Daniel and Katherine Ray first came across cob houses when they were in college. “We stumbled across a photo of a cob house in Wales and we got really interested, so we started collecting lots of pictures of other people’s cob houses. It was a pot-shot dream that we really wanted to do,” Ray said.
Ray’s parents owned an empty acre of land in Montana that used to be a horse pasture, and they granted the couple permission to build on it. “And so we did. Our first home was like a 300-square-foot cob house on their property,” Ray said. They saw their first cob house as practice for the new space they had in mind.
Then they purchased a plot of land in the Bitterroot Valley in Montana, and started building their second cob house in the spring of 2016. The couple spent almost three years trying to complete the project by hand. “We both had full-time jobs and then would also work about 40 hours a week on building the house,” Ray said.
Not only did they design the house, but they also sourced the natural materials required to build the structure.
“To make cob, you basically take dirt that has a solid amount of clay content — which is usually anywhere from 30 to 50% clay — and you mix with water until it’s a good mud-like consistency before you add straw,” Ray said. “You stomp it all together, so you’re just mixing it on tarps with your feet.”
Most of the building materials needed were sourced locally. “All of the straw that we used for the walls is from the area. All of the soil, which is the main component of the walls, is from a quarry that’s about five miles away from the house,” he said.
Before the walls could be constructed, the couple had to first excavate the ground to make space for the foundation. “We rented a small excavator, dug the foundation out, and then we just started building from the ground up,” Ray said.
“We both graduated with anthropology degrees, and I have a master’s in library and information science, so I’m really good at doing research,” Ray said. “We had zero contracting experience. Neither of us had built anything really, other than cabinets and stuff like that.”
Thankfully, family members chipped in to help whenever they could, which meant that they didn’t have to hire any external contractors, he added.
“So where we’re located, there are not very many building codes or permitting required — that’s kind of the reason that we chose the area as well,” Ray said.
“It’s straw bale and cob hybrid structure where you’re building up layers of bale with four to six inches of cob on the inside,” he added.
“We adopted a technique that uses lime plaster instead of clay plaster, and that’s finished with an olive oil soap that waterproofs it,” Ray said. “It’s a Moroccan technique called Tadelakt.”
Moreover, almost everything in the house — including the walls — is curved, he said. “There’s no straight wall, there are no 90-degree corners in the house, really. It makes for a much more aesthetically-pleasing structure,” he added.
“The walls are two and a half feet thick, so all the window sills are that deep,” he said. “It creates a really beautiful space.”
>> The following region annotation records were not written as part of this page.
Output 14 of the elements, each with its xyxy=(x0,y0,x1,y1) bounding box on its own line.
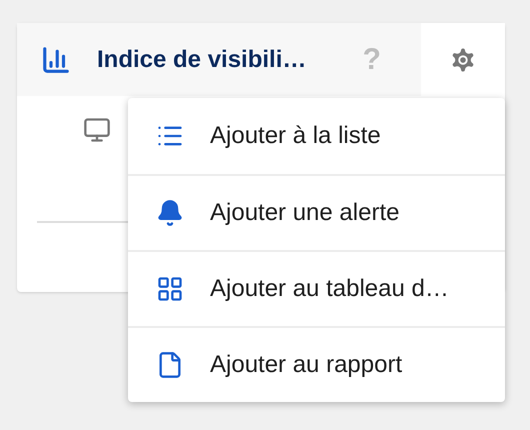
menu-item[interactable]: Ajouter au tableau d… xyxy=(128,250,505,326)
menu-item-label: Ajouter au rapport xyxy=(210,350,402,380)
grid-icon xyxy=(156,275,184,303)
menu-item[interactable]: Ajouter une alerte xyxy=(128,174,505,250)
menu-item[interactable]: Ajouter à la liste xyxy=(128,98,505,174)
bell-icon xyxy=(156,199,184,227)
bar-chart-icon xyxy=(41,44,71,74)
menu-item[interactable]: Ajouter au rapport xyxy=(128,326,505,402)
menu-item-label: Ajouter au tableau d… xyxy=(210,274,449,304)
settings-button[interactable] xyxy=(421,23,505,96)
menu-item-label: Ajouter une alerte xyxy=(210,198,400,228)
menu-item-label: Ajouter à la liste xyxy=(210,121,381,151)
card-title: Indice de visibili… xyxy=(97,44,306,74)
monitor-icon xyxy=(83,116,111,144)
The couple moved into their new cob house in the fall of 2019 — shortly after Katherine gave birth to their daughter.
There are two bedrooms and one bathroom in the house. Ray says they draw electricity from the grid and rely on a well on the property for water.
Instead of a flushing toilet, the couple uses a composting toilet in their bathroom. “It’s a sawdust toilet,” Ray said. “So after you use the toilet, you put sawdust on it, and then it gets emptied into a larger composting area we have on the property.”
“Our walls are two and a half feet thick — they absorb a lot of heat from the sun and from our wood stove inside. And then it reflects back during the day,” Ray said,
Although temperatures in Montana can go up to between 90 to 100 degrees Fahrenheit during the summer, temperatures in the cob house can stay in the low 70s without air conditioning, he added.
Since the couple paid for their cob house out of pocket, they don’t have housing debt. “A house like this could be as inexpensive or expensive as you want it to be,” Ray said. “The first house that we built, we didn’t have any money then, so it cost us about $3,000 to $4,000 to build that 300-square-foot house. But then this house is much bigger and has more amenities, so it was more expensive.”
Rather than doing commissioned builds for others, the couple’s central focus is spreading knowledge through workshops. The costs of the workshops range between $120 to $500, and they cover specific topics such as how to make earth-based plasters or install earthen floors, per the couple’s website. They also host four-day and nine-day building immersion camps where participants learn how to build a full structure by working on a guest house.
“If you design a house that’s much more compact, it’s going to reduce the price by a huge amount. It’s also going to reduce the amount of effort that you have to put into building the house,” Ray said.
Anyone interested in building cob houses should also research as much as they can — not just on the building techniques, but also on what types of material options are available to them locally, he said. “It doesn’t make sense to build a straw bale house in an area where you have to import straw from elsewhere. That’s where you save a lot of money — by using local resources,” he added.